FYI, news is spreading fast. About a Seattle multi record claimer (!) has been offered hundreds to thousands of dollars each year since 2003 to, quite simply, do an officially timed run/speedclimb on Mt. Rainier. This is Chad Kellogg (Kellog) who ignores each huge offer. Including $5000 last year! And $2000 this year. Unreal. What do ya know about this apparently historic fraud Kellogg?
I’ve been hearing the same stories about Chad being offered quite a bit of money to repeat his speed climbs on Rainier, but he continues to ignore the offers. I’ve even been in contact with someone who has personally extended the offer, but have refrained from commenting too much as some of the things exchanged were in strict confidentiality.
We’ve had some discussions about Chad around here, which you can read here. Essentially the word is that he falsified entries into summit record books, used his close friends as “timing officials” and it’s nearly impossible to find any independent evidence to support his claims of speed records.
On the other hand, the mainstream press seems to have taken his story and run with it, giving him more publicity than he deserves without any proof to back up his claims.

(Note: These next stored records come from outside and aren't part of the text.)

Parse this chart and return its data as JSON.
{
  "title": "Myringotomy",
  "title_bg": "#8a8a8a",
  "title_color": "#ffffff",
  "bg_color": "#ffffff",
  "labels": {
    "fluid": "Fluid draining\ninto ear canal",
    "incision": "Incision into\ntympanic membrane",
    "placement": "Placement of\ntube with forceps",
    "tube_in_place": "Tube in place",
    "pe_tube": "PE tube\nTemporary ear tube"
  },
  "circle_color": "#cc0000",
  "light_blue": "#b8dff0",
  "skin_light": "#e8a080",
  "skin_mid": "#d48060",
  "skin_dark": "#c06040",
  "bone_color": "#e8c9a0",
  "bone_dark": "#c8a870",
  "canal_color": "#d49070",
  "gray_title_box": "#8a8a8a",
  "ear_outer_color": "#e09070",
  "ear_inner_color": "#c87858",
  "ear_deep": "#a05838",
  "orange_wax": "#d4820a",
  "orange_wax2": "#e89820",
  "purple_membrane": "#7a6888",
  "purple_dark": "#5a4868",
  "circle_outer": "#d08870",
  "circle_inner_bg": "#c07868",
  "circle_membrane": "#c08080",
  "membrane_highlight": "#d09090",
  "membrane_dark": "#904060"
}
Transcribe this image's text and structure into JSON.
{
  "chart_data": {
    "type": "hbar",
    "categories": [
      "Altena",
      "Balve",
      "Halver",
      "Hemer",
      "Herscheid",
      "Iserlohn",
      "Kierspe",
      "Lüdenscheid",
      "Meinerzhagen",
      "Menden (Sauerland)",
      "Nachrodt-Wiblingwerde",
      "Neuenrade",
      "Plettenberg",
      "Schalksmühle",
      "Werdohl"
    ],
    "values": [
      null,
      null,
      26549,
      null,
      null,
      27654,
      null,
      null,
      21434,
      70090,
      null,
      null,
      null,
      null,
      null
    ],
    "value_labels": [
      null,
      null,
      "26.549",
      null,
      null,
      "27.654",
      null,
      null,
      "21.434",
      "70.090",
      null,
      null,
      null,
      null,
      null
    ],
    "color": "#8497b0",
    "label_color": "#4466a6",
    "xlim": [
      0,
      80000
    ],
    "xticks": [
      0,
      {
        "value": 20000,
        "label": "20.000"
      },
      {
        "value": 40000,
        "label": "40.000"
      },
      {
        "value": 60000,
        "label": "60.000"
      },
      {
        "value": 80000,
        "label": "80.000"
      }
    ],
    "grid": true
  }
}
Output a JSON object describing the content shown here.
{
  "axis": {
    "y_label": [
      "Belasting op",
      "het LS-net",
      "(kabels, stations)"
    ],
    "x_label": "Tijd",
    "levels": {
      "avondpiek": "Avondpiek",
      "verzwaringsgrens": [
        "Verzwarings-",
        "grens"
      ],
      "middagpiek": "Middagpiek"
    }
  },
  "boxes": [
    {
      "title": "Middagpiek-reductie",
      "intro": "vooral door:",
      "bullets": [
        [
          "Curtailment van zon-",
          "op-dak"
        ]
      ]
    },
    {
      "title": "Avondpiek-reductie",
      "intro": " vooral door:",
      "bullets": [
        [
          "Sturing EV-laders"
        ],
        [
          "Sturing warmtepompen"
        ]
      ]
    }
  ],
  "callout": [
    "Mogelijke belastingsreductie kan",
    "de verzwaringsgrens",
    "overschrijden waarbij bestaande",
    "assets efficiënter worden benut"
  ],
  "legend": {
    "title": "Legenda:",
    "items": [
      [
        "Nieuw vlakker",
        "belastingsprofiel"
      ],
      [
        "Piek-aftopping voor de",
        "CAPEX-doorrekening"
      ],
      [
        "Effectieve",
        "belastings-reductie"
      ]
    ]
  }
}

I would say that while I wouldn’t describe $5000 as a “huge” sum of money, it sure is enough that you would think that he could give up a day in his life to prove his records, silence his critics, and pocket a decent amount of money. Yet he remains silent.
Great article. We started our canyoneering fun last year and are heading out for more…
I thought it was a very good article as well. I literally knew nothing about the canyoneering rating system, so that alone was quite informative, but then to follow the adventure that those three men undertook was also a really good read.
Glad you liked it DSD! 🙂
some more on hoax artist Chad Kellog. there’s a link here too.
I’m actually the one who wrote the article for Backcountry, doing a blog search for Canyoneering and ran into your blog. Glad you enjoyed the write up. Canyons range anywhere from mellow hikes with a couple rappels to pretty intense stuff like the “X” canyon we did in the article. Next month I hope to do one that contains a HARD 5.11 off width crux climb in order to get through (can be aided but supposedly it’s still fairly tough), should be pretty intense. Fun stuff!
I very much enjoyed your article and hopefully you’ll write another one for the trip you’re doing next month. It sounds amazing, and incredibly challenging as well.
Articles like yours inspire me to find some canyons of my own to explore. Sounds like a blast.